Kalshi built a team to crack down on insider trading, while its CEO struggles to define it on live TV

Polymarket welcomes insider trading. Kalshi says it's banned — but it's unclear how that works in practice.

  • Prediction markets like Kalshi and Polymarket have been dogged by concerns about insider trading.
  • Kalshi announced a raft of measures to combat insider trading, including a new head of enforcement.
  • On CNBC, Kalshi's CEO said some trading on little-known information was "totally fair game."

Prediction markets are booming. So are concerns that they're rife with insider trading.

The two biggest platforms have starkly different positions on the practice.

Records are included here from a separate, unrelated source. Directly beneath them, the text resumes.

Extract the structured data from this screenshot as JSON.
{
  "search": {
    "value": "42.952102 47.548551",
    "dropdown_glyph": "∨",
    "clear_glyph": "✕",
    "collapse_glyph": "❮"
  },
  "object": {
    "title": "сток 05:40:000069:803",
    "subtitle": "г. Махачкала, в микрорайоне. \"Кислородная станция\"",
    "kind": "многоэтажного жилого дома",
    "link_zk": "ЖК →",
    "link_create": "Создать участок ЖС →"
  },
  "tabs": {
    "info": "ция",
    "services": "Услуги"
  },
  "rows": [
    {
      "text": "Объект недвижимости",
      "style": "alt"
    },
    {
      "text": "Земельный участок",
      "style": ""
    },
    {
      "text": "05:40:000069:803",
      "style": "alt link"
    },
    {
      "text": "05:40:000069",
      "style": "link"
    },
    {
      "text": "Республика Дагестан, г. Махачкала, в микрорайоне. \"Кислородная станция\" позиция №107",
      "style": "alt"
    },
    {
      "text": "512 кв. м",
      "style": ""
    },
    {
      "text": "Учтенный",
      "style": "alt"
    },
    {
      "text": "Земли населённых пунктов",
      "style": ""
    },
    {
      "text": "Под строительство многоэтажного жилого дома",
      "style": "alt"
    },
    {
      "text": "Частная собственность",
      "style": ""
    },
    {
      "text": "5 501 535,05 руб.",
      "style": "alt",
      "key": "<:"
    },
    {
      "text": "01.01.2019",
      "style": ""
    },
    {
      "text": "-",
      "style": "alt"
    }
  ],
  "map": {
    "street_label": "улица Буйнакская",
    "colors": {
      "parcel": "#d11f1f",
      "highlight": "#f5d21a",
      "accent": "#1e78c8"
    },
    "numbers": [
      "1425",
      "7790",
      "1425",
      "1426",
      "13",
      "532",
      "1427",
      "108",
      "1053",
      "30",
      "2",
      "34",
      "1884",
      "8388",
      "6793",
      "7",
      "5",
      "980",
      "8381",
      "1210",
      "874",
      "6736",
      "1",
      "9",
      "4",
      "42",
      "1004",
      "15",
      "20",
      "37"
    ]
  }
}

Polymarket sees insider trading as a feature, not a bug.

"What's cool about Polymarket is that it creates this financial incentive for people to go and divulge the information to the market and the market to change," founder Shayne Coplan told 60 Minutes in November.

Kalshi has struck a different note. Last week, the company announced a series of measures aimed at cracking down on users trying to cash in on nonpublic information: an expert advisory committee; a new partnership with the trade-surveillance company Solidus Labs; and a new head of enforcement, the lawyer Robert DeNault.

"We have a lot of data on traders, users, that other prediction markets don't have," DeNault, who joined Kalshi in October, told Business Insider. The company said it has made referrals to authorities, and DeNault said it also has its own internal rulebook and disciplinary processes, which would roll out "in the near future."

"There's lots of activity that gets flagged," he said. "It could be fraud, it could be theft, it could be a person hacking into their neighbor's computer."

Defining what counts as insider trading on prediction markets can be difficult — even for Kalshi's own leadership.

On CNBC's Squawk Box on Tuesday, Kalshi CEO Tarek Mansour faced questions about whether a Bad Bunny backup dancer would be committing insider trading if they bet on what his opening song would be.

Mansour did not say yes, but insisted that the line between a permissible trade and an impermissible one was clear. "If that's the position that people are taking, which is essentially, 'This is nonmaterial, nonpublic information, it's OK to actually talk about which song is going to be played,' or 'it's OK to divulge a series of information beforehand,' then it's OK and it's totally fair game," Mansour said.

So far, little alleged misuse of Kalshi has become public. A student worker at the University of Tennessee was fired after a Kalshi surveillance tool flagged that the student had taken a position on a University of Tennessee football game in October, according to a report in the Knoxville News Sentinel, which cited public records. The student was accused of violating a National Collegiate Athletic Association rule, not misusing confidential information.

John Auerbach, a managing director at the investigations firm Nardello & Co., said prediction market operators shouldn't only be concerned about law enforcement peering over their shoulder. He said "it's not good business" to have a reputation as a place where insiders profit at the expense of other users.

Auerbach said US-based prediction markets are coming to terms with a simple reality: "You need to upgrade your controls."

Jay Clayton, the US Attorney for the Southern District of New York, said at the Securities Enforcement Forum on Thursday that he expects there to be prosecutions related to prediction markets, though he didn't say when.

He compared it to point-shaving in basketball, which formed the basis for criminal charges that the Justice Department unveiled last month. "That's a crime," he said. "Because it's a prediction market doesn't insulate you from fraud."

The Wall Street Journal reported earlier this month that Clayton's office closed an investigation last July into whether Polymarket had knowingly dealt with US traders, despite having committed in a 2022 deal with the CFTC to not serving them.

DeNault said prosecutors or the CFTC — which can bring a civil lawsuit, but can't criminally charge people — could take years to act. While the amount traded on US prediction markets has grown exponentially over the past year, the statutes of limitations on potential fraud charges are between five and ten years.

Prosecutors have traditionally tended "to like to use a lot of that time to build perfect cases," said DeNault "Some of the most high-profile recent activity in terms of sports trading integrity investigations, some of it dates back 5 years, 6 years, a long time."

Meanwhile, the markets keep growing. Kalshi said it recorded $1 billion in Super Bowl trading volume on Sunday — up 2,700% from last year.

More than $100 million was bet on what song Bad Bunny would open with.